What was the result of such price regulation in Europe? A report from the National Bureau of Economic Research concluded that it resulted in "about $5 billion in foregone R&D spending, 1680 fewer research jobs, and 46 foregone new medicines. Prospective long-horizon costs for the EU are estimated at between ten and 20 times these costs....these policies essentially trade off the health and employment opportunities of future generations for cost savings for current pharmaceutical customers (Golec and Vernon, 2006)." Research from consultancy Vital Transformation also shows that price controls in the European market resulted in 14 percent less venture capital funding for startups, a 7 percent decrease in biotech patents, a 9 percent decrease in biotech start-up funding relative to the U.S., and an 8 percent increase of delay in access to medicine (Schulthess and Bowen, 2021). As such, it would not surprise me that the price controls in the IRA would backfire in a few ways similar to what happened in Europe:

  • Increased health spending. While the CBO calculated that the price controls would save money, a couple of economists from the University of Chicago begged to differ (Philipson and di Cera, 2022). As these economists point out, price ceilings create shortages because researchers are incentivized to sell less. This creates loss offsets, which is how much health care spending increases as a result of fewer drugs in the market. This makes sense since drugs tend to alleviate the need for surgeries and hospitalizations. As such, the authors' calculation is that price controls would actually increase health care spending by $50.8 billion over twenty years. That might come out to about $2.5 billion extra over two decades, but it is still worth pointing out since these price controls were meant to lower healthcare costs, not increase them. 

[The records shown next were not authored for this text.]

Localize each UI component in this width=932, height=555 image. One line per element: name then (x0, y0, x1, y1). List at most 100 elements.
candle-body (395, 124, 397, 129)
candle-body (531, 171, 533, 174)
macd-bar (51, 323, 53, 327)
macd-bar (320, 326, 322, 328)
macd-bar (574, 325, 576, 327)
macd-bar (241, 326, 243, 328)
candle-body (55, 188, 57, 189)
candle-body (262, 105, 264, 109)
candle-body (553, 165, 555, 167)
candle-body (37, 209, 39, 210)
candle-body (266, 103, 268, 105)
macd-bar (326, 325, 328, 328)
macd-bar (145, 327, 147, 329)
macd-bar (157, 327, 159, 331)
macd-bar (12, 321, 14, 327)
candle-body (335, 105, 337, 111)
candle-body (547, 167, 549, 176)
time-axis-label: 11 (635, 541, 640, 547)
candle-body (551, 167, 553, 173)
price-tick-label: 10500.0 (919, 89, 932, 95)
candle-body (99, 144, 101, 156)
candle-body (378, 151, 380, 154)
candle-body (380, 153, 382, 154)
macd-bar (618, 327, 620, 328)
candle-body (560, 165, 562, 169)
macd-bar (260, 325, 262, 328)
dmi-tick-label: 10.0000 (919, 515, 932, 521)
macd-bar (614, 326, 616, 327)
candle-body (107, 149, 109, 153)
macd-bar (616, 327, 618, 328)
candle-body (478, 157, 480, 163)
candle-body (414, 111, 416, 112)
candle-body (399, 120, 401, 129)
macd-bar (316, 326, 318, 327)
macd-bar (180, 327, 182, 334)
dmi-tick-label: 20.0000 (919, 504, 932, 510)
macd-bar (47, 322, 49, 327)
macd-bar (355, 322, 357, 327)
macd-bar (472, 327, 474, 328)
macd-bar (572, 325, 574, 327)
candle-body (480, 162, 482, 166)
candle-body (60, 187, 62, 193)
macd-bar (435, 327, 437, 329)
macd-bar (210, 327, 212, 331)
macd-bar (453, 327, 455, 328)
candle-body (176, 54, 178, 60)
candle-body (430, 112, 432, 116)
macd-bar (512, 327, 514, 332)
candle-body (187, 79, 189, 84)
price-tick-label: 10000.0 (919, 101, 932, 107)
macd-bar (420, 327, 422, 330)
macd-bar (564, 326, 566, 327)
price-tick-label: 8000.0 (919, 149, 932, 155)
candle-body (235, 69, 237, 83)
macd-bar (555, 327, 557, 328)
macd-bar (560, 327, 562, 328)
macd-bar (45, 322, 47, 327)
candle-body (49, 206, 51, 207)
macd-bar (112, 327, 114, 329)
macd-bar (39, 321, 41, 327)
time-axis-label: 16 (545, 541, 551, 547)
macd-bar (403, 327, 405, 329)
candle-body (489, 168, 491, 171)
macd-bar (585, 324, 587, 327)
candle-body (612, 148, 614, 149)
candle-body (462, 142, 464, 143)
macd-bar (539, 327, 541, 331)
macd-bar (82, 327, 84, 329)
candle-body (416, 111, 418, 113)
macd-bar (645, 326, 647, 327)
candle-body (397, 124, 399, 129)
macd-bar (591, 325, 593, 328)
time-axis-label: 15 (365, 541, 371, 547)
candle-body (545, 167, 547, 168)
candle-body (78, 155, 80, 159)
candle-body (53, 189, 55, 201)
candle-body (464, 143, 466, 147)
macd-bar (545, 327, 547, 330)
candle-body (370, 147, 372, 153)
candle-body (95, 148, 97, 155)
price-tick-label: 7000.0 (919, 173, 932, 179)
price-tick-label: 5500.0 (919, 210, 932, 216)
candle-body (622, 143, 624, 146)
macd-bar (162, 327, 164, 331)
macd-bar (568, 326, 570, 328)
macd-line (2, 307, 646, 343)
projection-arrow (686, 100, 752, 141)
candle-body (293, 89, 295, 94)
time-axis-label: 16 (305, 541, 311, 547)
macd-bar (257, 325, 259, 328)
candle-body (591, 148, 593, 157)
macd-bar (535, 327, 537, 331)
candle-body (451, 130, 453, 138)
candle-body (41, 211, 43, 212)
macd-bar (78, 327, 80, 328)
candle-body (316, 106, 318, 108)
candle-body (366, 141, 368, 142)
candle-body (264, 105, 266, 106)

  • Less research and development to develop new drugs in the future. The CBO estimated that the IRA would make it so that 15 fewer new drugs would be introduced to the market. This would be a modest estimate considering that CBO does not "predict what kind of drugs would be affected or analyze the effects of forgone innovation on public health." Remember those economists in the previous bullet point? They estimated that 135 fewer new drugs would be produced as a result of the price controls. 

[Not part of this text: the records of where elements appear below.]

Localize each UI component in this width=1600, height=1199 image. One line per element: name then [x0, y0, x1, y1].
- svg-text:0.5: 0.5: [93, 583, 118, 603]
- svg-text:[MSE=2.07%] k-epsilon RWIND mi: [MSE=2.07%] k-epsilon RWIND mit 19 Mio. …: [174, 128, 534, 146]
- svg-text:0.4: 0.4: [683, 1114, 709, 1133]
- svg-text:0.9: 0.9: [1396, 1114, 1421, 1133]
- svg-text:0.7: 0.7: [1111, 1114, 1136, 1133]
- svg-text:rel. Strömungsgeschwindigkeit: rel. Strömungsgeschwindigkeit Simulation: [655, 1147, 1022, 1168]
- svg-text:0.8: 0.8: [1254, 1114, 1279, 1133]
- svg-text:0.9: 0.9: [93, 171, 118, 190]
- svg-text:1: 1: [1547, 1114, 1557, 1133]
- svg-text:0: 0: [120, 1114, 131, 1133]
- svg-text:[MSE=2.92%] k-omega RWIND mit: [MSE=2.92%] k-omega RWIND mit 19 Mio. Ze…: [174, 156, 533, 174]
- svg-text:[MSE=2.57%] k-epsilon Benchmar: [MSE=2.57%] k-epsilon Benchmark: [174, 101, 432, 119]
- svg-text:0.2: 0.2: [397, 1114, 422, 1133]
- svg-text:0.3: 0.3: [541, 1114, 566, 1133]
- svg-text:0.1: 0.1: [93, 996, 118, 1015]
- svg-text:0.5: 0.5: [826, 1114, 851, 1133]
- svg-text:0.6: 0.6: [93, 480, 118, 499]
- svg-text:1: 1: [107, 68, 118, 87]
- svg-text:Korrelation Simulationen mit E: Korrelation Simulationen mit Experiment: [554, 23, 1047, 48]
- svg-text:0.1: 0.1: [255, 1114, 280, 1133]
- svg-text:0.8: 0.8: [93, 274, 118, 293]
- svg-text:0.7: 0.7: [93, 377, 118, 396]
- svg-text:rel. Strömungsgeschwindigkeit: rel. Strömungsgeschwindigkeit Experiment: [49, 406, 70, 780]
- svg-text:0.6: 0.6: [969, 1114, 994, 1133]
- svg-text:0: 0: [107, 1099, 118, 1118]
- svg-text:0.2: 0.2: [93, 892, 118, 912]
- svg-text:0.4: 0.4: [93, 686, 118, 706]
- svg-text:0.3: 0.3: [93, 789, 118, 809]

  • Fewer new drugs means more dead people. The reduction in drug development will reduce quality of healthcare in the future because we will have access to fewer cures. What does having 135 fewer drugs mean for healthcare? Economists at University of Chicago answered that question in a November 2021 brief when Congress was toying with the idea of price controls for the Build Back Better Act (Philipson and Durie, 2021). They found that the 135 fewer new drugs as a result of the price controls would generate a loss of 331.5 million life years in the U.S. over a 20-year timespan. To put that number in context, 331.5 million life years is 31 times the amount of lives that COVID-19 took at the time of the report's publication in November 2021. In contrast to CBO reporting, the University of Chicago economists were at least transparent about its analysis and methodology. 


Postscript

Economist Milton Friedman once said that one of the greatest mistakes in public policy analysis is to judge policies by their intention rather than their result. In spite of their stated intention, price controls are shown to increase overall healthcare costs. They come with other unintended consequences, including less available medicine, lower research and development spending, less jobs on the biopharmaceutical sector, fewer new drugs on the market, and more dead people. While the drug price controls will be more limited in scope, unintended consequences such as these bother me when combined with the fact that the United States is one of the only developed countries that does not have drug price controls. Implementing these price ceilings will stifle innovation not only for the United States, but for patients across the world. These price controls are not going to stick it to pharmaceutical companies as much as they will the patient who needs improved medical access. There are better ways to fix this country's medical system, but one thing is for certain: price controls are a prescription for medicine shortages, higher costs of drugs, and more death.